Great Travels: The Heidelberg Project

Last summer, I had the profound pleasure of visiting 3600 Heidelburg St., Detroit, Michigan. Spanning across blocks of urban Detroit’s east side sits one of the most extraordinary real-life art installations in the U.S., the Heidelberg Project.

The Motor City, the poster child of the Rust Belt Decay in American, saw the massive exodus of manufacturing jobs and workers by the 1970s. Once the engine of American capitalism has then been relegated to rubbles and run-down shacks and solitary flotsams of infrastructure untended on weed-strewn sidewalks. But since then the abandoned city became a frontier-land for artists, local and abroad. In the spirit of recovery, it became a hunting ground for unexpected inspirations. It was then the Heidelberg Project was born.

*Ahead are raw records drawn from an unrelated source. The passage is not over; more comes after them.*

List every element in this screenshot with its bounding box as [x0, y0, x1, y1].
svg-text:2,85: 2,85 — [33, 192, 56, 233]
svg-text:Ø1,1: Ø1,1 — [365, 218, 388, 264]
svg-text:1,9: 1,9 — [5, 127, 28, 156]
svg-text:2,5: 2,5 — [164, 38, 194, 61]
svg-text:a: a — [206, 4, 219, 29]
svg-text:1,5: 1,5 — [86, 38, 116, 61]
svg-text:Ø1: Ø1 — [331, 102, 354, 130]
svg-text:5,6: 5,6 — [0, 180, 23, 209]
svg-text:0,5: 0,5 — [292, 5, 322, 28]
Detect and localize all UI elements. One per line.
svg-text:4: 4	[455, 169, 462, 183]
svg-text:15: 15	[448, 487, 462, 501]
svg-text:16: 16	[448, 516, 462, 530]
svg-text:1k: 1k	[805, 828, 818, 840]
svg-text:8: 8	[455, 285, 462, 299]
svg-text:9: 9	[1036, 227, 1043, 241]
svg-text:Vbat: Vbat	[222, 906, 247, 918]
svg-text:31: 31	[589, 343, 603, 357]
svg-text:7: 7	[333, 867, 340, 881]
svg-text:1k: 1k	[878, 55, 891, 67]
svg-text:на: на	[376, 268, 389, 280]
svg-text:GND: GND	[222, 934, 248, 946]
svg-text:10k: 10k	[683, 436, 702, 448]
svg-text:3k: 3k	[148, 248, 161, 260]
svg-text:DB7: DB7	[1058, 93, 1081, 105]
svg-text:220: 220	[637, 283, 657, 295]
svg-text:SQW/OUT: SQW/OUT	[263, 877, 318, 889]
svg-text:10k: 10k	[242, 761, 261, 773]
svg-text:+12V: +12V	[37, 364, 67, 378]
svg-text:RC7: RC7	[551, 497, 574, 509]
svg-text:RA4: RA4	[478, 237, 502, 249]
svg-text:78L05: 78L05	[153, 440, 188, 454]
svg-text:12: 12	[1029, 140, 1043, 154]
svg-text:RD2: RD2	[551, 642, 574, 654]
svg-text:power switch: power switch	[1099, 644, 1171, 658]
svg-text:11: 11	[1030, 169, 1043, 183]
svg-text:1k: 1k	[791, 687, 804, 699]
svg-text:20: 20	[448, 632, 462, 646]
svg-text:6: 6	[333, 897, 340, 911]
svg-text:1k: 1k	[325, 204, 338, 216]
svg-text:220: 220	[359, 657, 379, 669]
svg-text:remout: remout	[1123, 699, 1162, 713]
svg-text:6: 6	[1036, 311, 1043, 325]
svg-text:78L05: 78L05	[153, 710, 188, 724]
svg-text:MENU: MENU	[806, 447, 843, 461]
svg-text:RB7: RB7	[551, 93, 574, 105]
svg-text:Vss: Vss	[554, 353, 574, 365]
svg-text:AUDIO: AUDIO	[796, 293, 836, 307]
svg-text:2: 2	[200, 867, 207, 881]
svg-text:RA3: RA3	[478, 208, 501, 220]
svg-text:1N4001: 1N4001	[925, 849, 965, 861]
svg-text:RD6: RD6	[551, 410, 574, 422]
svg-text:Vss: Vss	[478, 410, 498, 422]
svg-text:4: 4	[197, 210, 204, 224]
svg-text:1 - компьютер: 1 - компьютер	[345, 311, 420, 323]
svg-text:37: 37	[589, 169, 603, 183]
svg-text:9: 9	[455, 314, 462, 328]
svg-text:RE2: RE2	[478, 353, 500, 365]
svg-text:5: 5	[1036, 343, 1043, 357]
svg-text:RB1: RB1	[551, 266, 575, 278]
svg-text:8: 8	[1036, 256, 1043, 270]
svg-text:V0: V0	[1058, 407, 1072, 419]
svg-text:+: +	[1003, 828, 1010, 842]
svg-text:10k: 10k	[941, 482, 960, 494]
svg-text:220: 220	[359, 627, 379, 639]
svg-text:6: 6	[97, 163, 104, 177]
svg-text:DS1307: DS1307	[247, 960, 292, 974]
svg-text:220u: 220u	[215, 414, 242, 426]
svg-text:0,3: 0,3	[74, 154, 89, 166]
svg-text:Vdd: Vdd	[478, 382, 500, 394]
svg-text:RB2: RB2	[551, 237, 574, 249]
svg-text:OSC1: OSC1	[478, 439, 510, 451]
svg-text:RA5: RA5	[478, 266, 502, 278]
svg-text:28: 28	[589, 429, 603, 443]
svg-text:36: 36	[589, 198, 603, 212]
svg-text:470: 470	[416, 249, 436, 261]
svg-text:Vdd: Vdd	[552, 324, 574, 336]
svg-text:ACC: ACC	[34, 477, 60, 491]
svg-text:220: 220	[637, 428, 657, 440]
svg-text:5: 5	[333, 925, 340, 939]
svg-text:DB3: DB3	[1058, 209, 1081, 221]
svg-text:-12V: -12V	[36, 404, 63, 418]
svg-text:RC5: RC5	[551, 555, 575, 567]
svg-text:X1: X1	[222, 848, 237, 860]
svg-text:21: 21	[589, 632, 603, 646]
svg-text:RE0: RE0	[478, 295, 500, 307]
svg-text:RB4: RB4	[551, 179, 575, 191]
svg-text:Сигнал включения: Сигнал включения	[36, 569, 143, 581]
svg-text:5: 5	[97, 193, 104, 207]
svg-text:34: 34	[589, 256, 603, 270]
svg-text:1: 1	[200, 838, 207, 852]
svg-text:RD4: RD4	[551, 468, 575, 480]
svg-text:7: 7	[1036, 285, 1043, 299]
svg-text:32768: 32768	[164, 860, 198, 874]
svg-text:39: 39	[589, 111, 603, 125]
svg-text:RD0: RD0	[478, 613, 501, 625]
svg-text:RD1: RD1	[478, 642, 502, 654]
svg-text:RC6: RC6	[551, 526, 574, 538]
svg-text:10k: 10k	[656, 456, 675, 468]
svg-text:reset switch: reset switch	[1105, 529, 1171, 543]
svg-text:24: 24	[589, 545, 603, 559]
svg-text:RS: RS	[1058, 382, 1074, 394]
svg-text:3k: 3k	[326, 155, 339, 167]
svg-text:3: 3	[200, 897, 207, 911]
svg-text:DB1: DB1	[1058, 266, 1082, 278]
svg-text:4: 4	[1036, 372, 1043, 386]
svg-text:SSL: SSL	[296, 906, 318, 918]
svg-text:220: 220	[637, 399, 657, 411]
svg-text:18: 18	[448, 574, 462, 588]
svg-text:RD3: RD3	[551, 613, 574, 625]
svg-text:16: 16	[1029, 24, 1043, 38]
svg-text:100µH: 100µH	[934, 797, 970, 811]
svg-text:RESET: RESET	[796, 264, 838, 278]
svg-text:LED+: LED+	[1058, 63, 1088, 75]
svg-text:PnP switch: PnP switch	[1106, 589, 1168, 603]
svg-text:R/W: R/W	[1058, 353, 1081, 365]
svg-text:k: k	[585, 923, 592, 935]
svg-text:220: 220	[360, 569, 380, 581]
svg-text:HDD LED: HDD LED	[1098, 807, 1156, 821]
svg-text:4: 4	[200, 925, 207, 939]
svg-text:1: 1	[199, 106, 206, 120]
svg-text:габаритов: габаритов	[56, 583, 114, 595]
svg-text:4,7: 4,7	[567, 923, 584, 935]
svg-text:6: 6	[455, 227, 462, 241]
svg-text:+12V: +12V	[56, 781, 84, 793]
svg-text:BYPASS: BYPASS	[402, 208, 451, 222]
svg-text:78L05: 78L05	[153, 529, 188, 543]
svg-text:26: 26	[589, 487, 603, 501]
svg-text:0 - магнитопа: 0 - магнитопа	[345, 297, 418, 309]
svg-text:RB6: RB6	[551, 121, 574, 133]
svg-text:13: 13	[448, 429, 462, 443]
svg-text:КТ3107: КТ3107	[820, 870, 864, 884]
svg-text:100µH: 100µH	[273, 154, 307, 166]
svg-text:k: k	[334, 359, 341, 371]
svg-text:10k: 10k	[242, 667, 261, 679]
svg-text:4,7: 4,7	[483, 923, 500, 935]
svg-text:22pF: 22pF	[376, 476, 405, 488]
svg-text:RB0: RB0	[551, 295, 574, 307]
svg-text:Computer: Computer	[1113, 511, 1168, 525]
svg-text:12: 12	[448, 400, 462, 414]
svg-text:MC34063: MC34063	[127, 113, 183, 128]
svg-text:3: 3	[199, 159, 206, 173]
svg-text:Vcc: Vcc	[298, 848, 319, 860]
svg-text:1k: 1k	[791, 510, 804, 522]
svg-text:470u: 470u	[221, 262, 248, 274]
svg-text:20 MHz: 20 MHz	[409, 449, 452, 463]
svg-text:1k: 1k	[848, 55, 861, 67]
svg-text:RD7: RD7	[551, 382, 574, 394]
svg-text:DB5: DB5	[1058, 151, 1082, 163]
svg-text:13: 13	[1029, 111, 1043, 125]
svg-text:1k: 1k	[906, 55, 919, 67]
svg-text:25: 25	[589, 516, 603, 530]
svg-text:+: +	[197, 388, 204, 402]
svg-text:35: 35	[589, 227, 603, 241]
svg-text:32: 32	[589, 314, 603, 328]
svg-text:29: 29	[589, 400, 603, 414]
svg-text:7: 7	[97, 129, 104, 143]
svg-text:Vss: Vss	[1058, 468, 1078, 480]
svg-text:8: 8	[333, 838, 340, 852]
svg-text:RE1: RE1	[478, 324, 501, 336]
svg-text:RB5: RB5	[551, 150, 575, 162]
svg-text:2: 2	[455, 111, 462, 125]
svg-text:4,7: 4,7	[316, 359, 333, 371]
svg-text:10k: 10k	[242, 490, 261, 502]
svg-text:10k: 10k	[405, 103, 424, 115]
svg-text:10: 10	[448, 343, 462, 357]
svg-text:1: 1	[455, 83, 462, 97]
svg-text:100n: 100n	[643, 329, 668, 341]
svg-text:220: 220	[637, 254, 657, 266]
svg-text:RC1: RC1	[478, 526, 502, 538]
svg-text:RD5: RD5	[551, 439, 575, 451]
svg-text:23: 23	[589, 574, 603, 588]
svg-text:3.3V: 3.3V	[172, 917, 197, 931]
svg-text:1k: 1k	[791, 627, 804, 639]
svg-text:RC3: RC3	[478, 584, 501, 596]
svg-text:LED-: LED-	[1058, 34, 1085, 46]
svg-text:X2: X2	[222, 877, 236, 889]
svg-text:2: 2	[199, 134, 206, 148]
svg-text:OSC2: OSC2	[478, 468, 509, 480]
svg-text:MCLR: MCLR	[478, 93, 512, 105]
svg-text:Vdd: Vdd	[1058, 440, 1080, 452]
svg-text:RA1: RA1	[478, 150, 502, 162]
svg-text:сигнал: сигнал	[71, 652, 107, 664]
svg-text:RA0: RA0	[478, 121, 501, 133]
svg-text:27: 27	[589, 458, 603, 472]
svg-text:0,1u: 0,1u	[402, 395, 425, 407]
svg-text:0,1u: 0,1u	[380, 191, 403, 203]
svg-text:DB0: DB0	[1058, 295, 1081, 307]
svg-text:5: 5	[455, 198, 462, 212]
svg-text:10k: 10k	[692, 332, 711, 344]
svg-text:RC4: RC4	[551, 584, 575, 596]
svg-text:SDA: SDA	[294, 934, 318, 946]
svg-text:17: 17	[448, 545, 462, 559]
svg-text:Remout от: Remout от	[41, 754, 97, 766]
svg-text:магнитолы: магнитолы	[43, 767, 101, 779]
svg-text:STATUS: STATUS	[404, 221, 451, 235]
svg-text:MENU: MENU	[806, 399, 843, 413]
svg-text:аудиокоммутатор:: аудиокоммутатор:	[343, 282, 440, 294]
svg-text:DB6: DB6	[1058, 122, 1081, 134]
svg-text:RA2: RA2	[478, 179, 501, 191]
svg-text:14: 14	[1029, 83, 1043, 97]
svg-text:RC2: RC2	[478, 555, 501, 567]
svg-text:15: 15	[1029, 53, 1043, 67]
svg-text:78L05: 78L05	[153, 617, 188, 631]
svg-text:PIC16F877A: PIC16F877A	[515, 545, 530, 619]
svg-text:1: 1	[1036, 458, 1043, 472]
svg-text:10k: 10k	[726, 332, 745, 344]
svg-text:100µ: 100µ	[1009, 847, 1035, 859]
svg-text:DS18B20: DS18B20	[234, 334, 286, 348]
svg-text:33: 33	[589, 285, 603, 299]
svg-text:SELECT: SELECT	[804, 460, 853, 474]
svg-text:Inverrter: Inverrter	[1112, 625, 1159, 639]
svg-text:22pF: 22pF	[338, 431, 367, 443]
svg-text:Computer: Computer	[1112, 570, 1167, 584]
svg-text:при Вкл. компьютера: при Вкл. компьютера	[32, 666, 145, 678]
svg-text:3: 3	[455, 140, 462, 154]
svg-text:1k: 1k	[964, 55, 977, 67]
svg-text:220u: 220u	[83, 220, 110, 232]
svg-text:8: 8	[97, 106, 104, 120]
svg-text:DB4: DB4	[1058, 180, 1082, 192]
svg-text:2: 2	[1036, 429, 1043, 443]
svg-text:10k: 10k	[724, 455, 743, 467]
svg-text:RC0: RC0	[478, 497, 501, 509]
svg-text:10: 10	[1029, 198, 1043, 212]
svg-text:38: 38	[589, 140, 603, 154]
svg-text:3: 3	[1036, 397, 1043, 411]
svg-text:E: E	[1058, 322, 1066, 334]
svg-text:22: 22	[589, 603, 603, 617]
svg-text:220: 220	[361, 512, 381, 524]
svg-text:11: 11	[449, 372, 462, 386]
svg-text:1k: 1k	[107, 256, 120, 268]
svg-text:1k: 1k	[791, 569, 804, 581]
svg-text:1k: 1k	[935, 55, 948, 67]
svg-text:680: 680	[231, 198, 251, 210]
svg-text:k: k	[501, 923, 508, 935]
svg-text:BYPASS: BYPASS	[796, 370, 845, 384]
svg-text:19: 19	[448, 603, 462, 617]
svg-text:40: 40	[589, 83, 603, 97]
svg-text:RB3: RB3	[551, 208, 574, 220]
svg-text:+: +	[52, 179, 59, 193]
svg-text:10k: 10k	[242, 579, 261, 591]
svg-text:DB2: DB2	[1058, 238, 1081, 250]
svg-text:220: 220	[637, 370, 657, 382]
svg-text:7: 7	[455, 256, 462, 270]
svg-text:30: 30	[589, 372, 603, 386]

It’s about the graffiti. It’s about the rubbles. It’s about the rag dolls and the broken piano that sits on the sidewalk. It’s about those painted polka dots draping unoccupied house and the sculpture of derelict bicycles and shopping carts, curated by the people. It’s about that idea of the sum bigger than its individual parts. It’s about the souls who sacrificed their time and energies to bring the community back into hope, into laughter, into that sense of wonder about their future and beyond. 

The Heidelberg Project is recognized around the globe as a demonstration of the power and creativity nested in the populace and the community. It is an embodiment of what art can empower at its best: a forum for healing and acceptance, celebration and discussion. It shows that art can be a solution. It can be a voice against institutions and government, a power of transformation against decrepitude. It can break the cycle of disenchantment of forgotten neighborhoods, of the once thriving and proud but since then blighted city of Detroit. It was truly an inspiration to me.